Ester Bueno

Las múltiples imágenes

Ester Bueno


Solsticio de invierno

18/12/2021

Los comienzos nunca fueron fáciles y menos los inviernos, sobre todo en una tierra habituada al frío y a las noches pequeñas. Hay ganas de finalizar cada camino que emprendemos con la esperanza o la certeza ilógica de que lo que vendrá será mejor. Y ahí nos debatimos entre el miedo a enterrar lo que fuimos y el pavor esperanzado de ver lo que seremos.
Ponerse frente a un espejo con muchos días por detrás y "rever", "revivir", "rellorar" y "redisfrutar" en cada caso, esos pocos hitos memorables que se fueron sucediendo hasta llegar al solsticio de invierno, donde la luna llora con hielo y con escarcha.
Escasos, breves, así son los recuerdos que atesoramos en nuestro pequeño bolsito del pasado, imposible rememorar las horas, los días, los pasos al trabajo, las comidas o cenas, lo que hablamos en los ascensores. Así,  solo envolvemos en papel de regalo para nuestra memoria lo que fue indeleble: las risas con amigos en alguna terraza, el regalo imprevisto, un viaje relámpago a la sierra, los días de dolor, la angustia o la tristeza de ciertas realidades, el beso apasionado y diferente. No es relevante que lo recordado sea importante o no para el resto del mundo, porque esas remembranzas, las propias y privadas, nunca están sometidas a ningún juicio público, al ser el patrimonio  de la privacidad más absoluta, en esa habitación a la nadie entra si no es con un permiso extraordinario, para el que solo uno tiene visado y sello en pasaporte.
Llegar hasta diciembre, aunque muchos no lo consideren, es una victoria contenida, ganar una batalla a los vaivenes de la geología y del destino, de la suerte y de los malos pasos, de la constancia y la inconsistencia de las cosas.
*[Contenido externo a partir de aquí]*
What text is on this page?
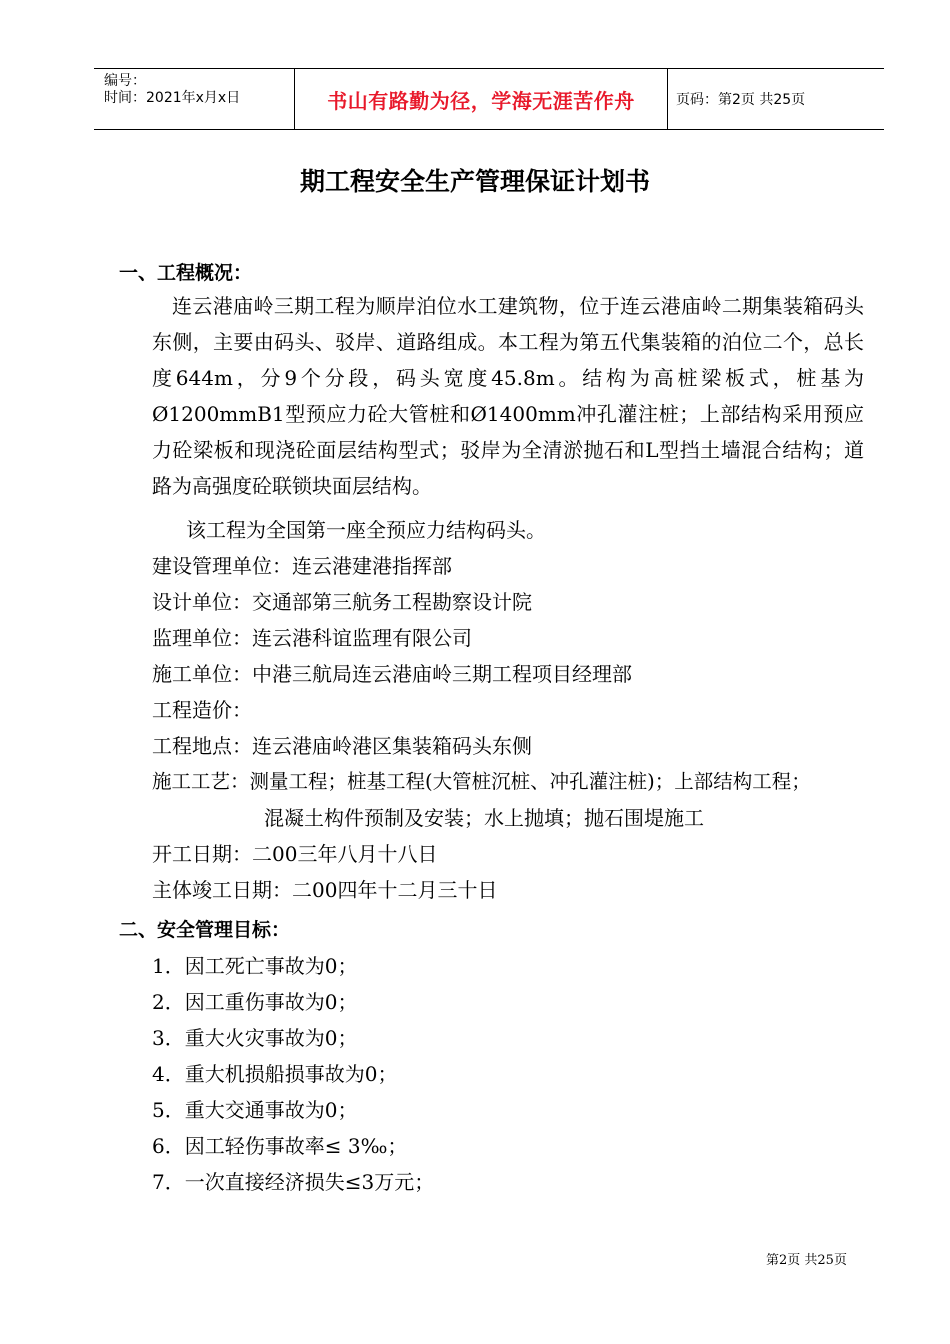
编号：
时间：2021年x月x日	书山有路勤为径，学海无涯苦作舟	页码：第2页 共25页
期工程安全生产管理保证计划书
一、工程概况：
连云港庙岭三期工程为顺岸泊位水工建筑物，位于连云港庙岭二期集装箱码头东侧，主要由码头、驳岸、道路组成。本工程为第五代集装箱的泊位二个，总长度644m，分9个分段，码头宽度45.8m。结构为高桩梁板式，桩基为Ø1200mmB1型预应力砼大管桩和Ø1400mm冲孔灌注桩；上部结构采用预应力砼梁板和现浇砼面层结构型式；驳岸为全清淤抛石和L型挡土墙混合结构；道路为高强度砼联锁块面层结构。
该工程为全国第一座全预应力结构码头。
建设管理单位：连云港建港指挥部
设计单位：交通部第三航务工程勘察设计院
监理单位：连云港科谊监理有限公司
施工单位：中港三航局连云港庙岭三期工程项目经理部
工程造价：
工程地点：连云港庙岭港区集装箱码头东侧
施工工艺：测量工程；桩基工程(大管桩沉桩、冲孔灌注桩)；上部结构工程；
混凝土构件预制及安装；水上抛填；抛石围堤施工
开工日期：二00三年八月十八日
主体竣工日期：二00四年十二月三十日
二、安全管理目标：
1．因工死亡事故为0；
2．因工重伤事故为0；
3．重大火灾事故为0；
4．重大机损船损事故为0；
5．重大交通事故为0；
6．因工轻伤事故率≤ 3‰；
7．一次直接经济损失≤3万元；
第2页 共25页
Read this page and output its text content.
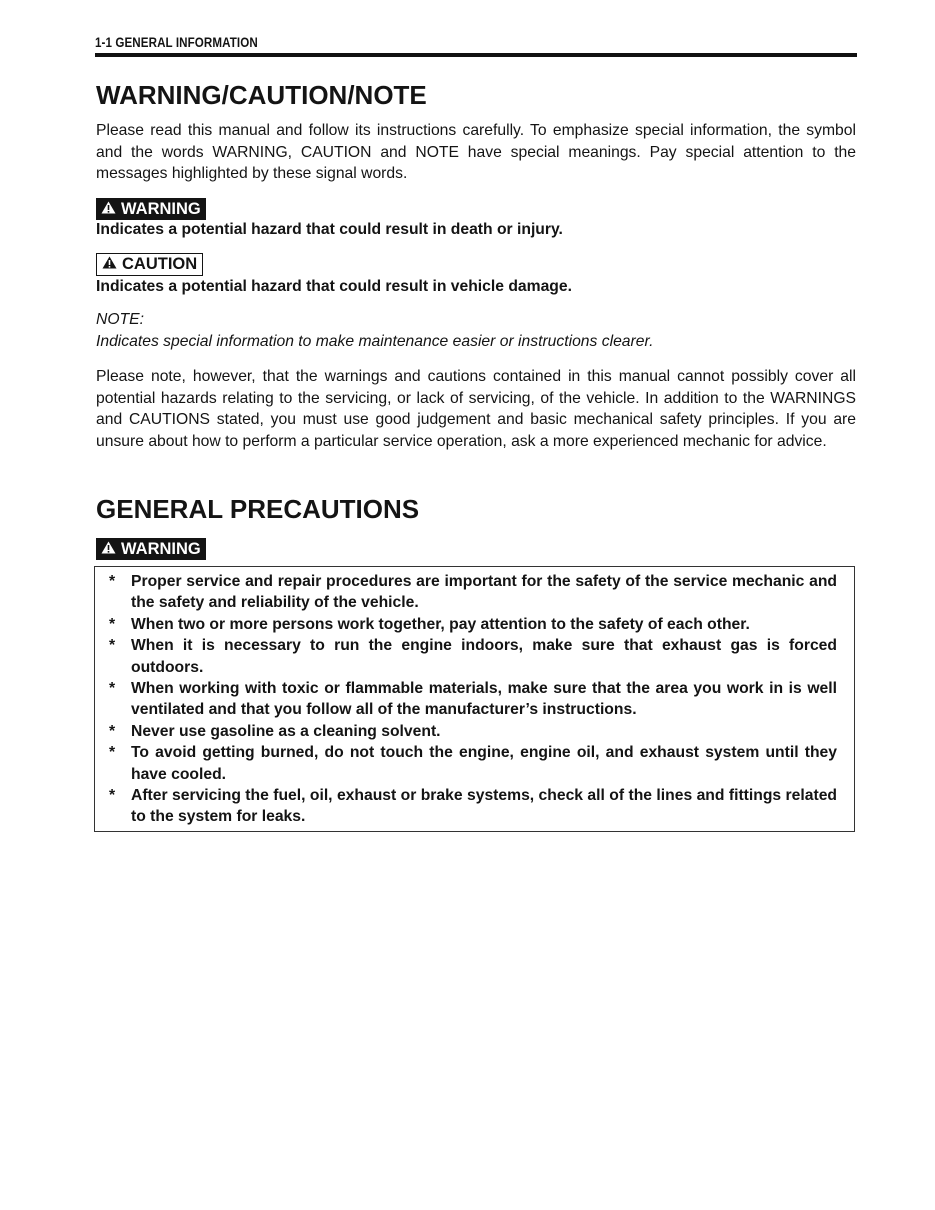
1-1 GENERAL INFORMATION
WARNING/CAUTION/NOTE

Please read this manual and follow its instructions carefully. To emphasize special information, the symbol and the words WARNING, CAUTION and NOTE have special meanings. Pay special attention to the messages highlighted by these signal words.

WARNING

Indicates a potential hazard that could result in death or injury.

CAUTION

Indicates a potential hazard that could result in vehicle damage.

NOTE:

Indicates special information to make maintenance easier or instructions clearer.

Please note, however, that the warnings and cautions contained in this manual cannot possibly cover all potential hazards relating to the servicing, or lack of servicing, of the vehicle. In addition to the WARNINGS and CAUTIONS stated, you must use good judgement and basic mechanical safety principles. If you are unsure about how to perform a particular service operation, ask a more experienced mechanic for advice.

GENERAL PRECAUTIONS
WARNING
* Proper service and repair procedures are important for the safety of the service mechanic and the safety and reliability of the vehicle.
* When two or more persons work together, pay attention to the safety of each other.
* When it is necessary to run the engine indoors, make sure that exhaust gas is forced outdoors.
* When working with toxic or flammable materials, make sure that the area you work in is well ventilated and that you follow all of the manufacturer’s instructions.
* Never use gasoline as a cleaning solvent.
* To avoid getting burned, do not touch the engine, engine oil, and exhaust system until they have cooled.
* After servicing the fuel, oil, exhaust or brake systems, check all of the lines and fittings related to the system for leaks.
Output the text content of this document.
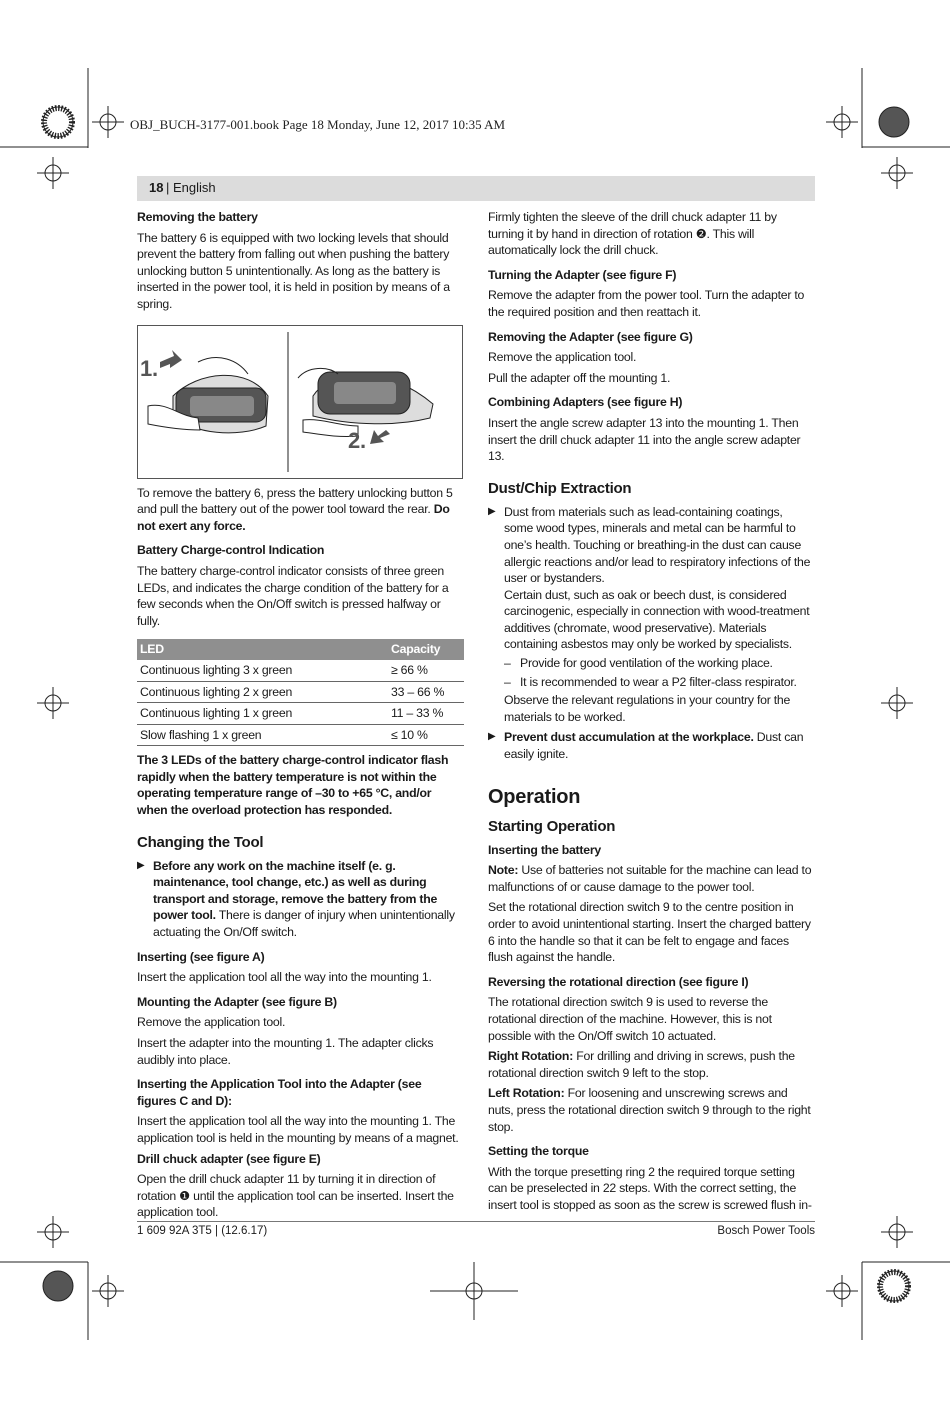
OBJ_BUCH-3177-001.book Page 18 Monday, June 12, 2017 10:35 AM
18 | English
Removing the battery

The battery 6 is equipped with two locking levels that should prevent the battery from falling out when pushing the battery unlocking button 5 unintentionally. As long as the battery is inserted in the power tool, it is held in position by means of a spring.

1.
2.

To remove the battery 6, press the battery unlocking button 5 and pull the battery out of the power tool toward the rear. Do not exert any force.

Battery Charge-control Indication

The battery charge-control indicator consists of three green LEDs, and indicates the charge condition of the battery for a few seconds when the On/Off switch is pressed halfway or fully.

LED	Capacity
Continuous lighting 3 x green	≥ 66 %
Continuous lighting 2 x green	33 – 66 %
Continuous lighting 1 x green	11 – 33 %
Slow flashing 1 x green	≤ 10 %

The 3 LEDs of the battery charge-control indicator flash rapidly when the battery temperature is not within the operating temperature range of –30 to +65 °C, and/or when the overload protection has responded.

Changing the Tool
▶ Before any work on the machine itself (e. g. maintenance, tool change, etc.) as well as during transport and storage, remove the battery from the power tool. There is danger of injury when unintentionally actuating the On/Off switch.
Inserting (see figure A)

Insert the application tool all the way into the mounting 1.

Mounting the Adapter (see figure B)

Remove the application tool.

Insert the adapter into the mounting 1. The adapter clicks audibly into place.

Inserting the Application Tool into the Adapter (see figures C and D):

Insert the application tool all the way into the mounting 1. The application tool is held in the mounting by means of a magnet.

Drill chuck adapter (see figure E)

Open the drill chuck adapter 11 by turning it in direction of rotation ❶ until the application tool can be inserted. Insert the application tool.

Firmly tighten the sleeve of the drill chuck adapter 11 by turning it by hand in direction of rotation ❷. This will automatically lock the drill chuck.

Turning the Adapter (see figure F)

Remove the adapter from the power tool. Turn the adapter to the required position and then reattach it.

Removing the Adapter (see figure G)

Remove the application tool.

Pull the adapter off the mounting 1.

Combining Adapters (see figure H)

Insert the angle screw adapter 13 into the mounting 1. Then insert the drill chuck adapter 11 into the angle screw adapter 13.

Dust/Chip Extraction
▶ Dust from materials such as lead-containing coatings, some wood types, minerals and metal can be harmful to one’s health. Touching or breathing-in the dust can cause allergic reactions and/or lead to respiratory infections of the user or bystanders.
Certain dust, such as oak or beech dust, is considered carcinogenic, especially in connection with wood-treatment additives (chromate, wood preservative). Materials containing asbestos may only be worked by specialists.
– Provide for good ventilation of the working place.
– It is recommended to wear a P2 filter-class respirator.
Observe the relevant regulations in your country for the materials to be worked.
▶ Prevent dust accumulation at the workplace. Dust can easily ignite.
Operation
Starting Operation
Inserting the battery

Note: Use of batteries not suitable for the machine can lead to malfunctions of or cause damage to the power tool.

Set the rotational direction switch 9 to the centre position in order to avoid unintentional starting. Insert the charged battery 6 into the handle so that it can be felt to engage and faces flush against the handle.

Reversing the rotational direction (see figure I)

The rotational direction switch 9 is used to reverse the rotational direction of the machine. However, this is not possible with the On/Off switch 10 actuated.

Right Rotation: For drilling and driving in screws, push the rotational direction switch 9 left to the stop.

Left Rotation: For loosening and unscrewing screws and nuts, press the rotational direction switch 9 through to the right stop.

Setting the torque

With the torque presetting ring 2 the required torque setting can be preselected in 22 steps. With the correct setting, the insert tool is stopped as soon as the screw is screwed flush in-

1 609 92A 3T5 | (12.6.17)	Bosch Power Tools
Arrastramos los días en la primavera y nos vamos poniendo más erguidos, y nos alegran las plantas de las jardineras y el verdor de los campos si miramos hacia el horizonte; junio solaza nuestras caras y calienta el centro y la cabeza y hace correr la sangre más ardiente y más pura, renueva las aguas de los manantiales y rehace los versos que trazan el amor y los abrazos. Pero septiembre espera con sus ramas vacías, sus ocres y amarillos que entierran las semillas hasta las otras lluvias, de otro año, y nos va sepultando, y seguimos soñando nuevamente con lo que pasará después de otro diciembre.
Atravesar el solsticio de invierno es como cruzar el Rubicón con muy pocos soldados, apenas con una maleta ya gastada y unos cuantos enseres en nuestro pensamiento delirante de nuevas aventuras, novedosos senderos para cuando los días se pongan ya de largo y los azules no sean tan métalicos, sino un poco sedosos a la tarde.  Como animales dormitando, que aún así mantienen un latido más tenue, lento,  en una cueva caldeada por la propia hojarasca de lo que fueron matas abundantes y tiernas, protegidos porque aunque lo vivido en ese año dejó huella en nosotros, no consiguió la ventura doblegarnos y pensamos que acaso remontemos inviernos sin demasiadas penas, sin demasiadas glorias, pero sí con esos pequeños envoltorios, de muchas calidades, que contaremos quizás a los amigos cuando ya casi siempre haya soles de invierno en nuestras vidas.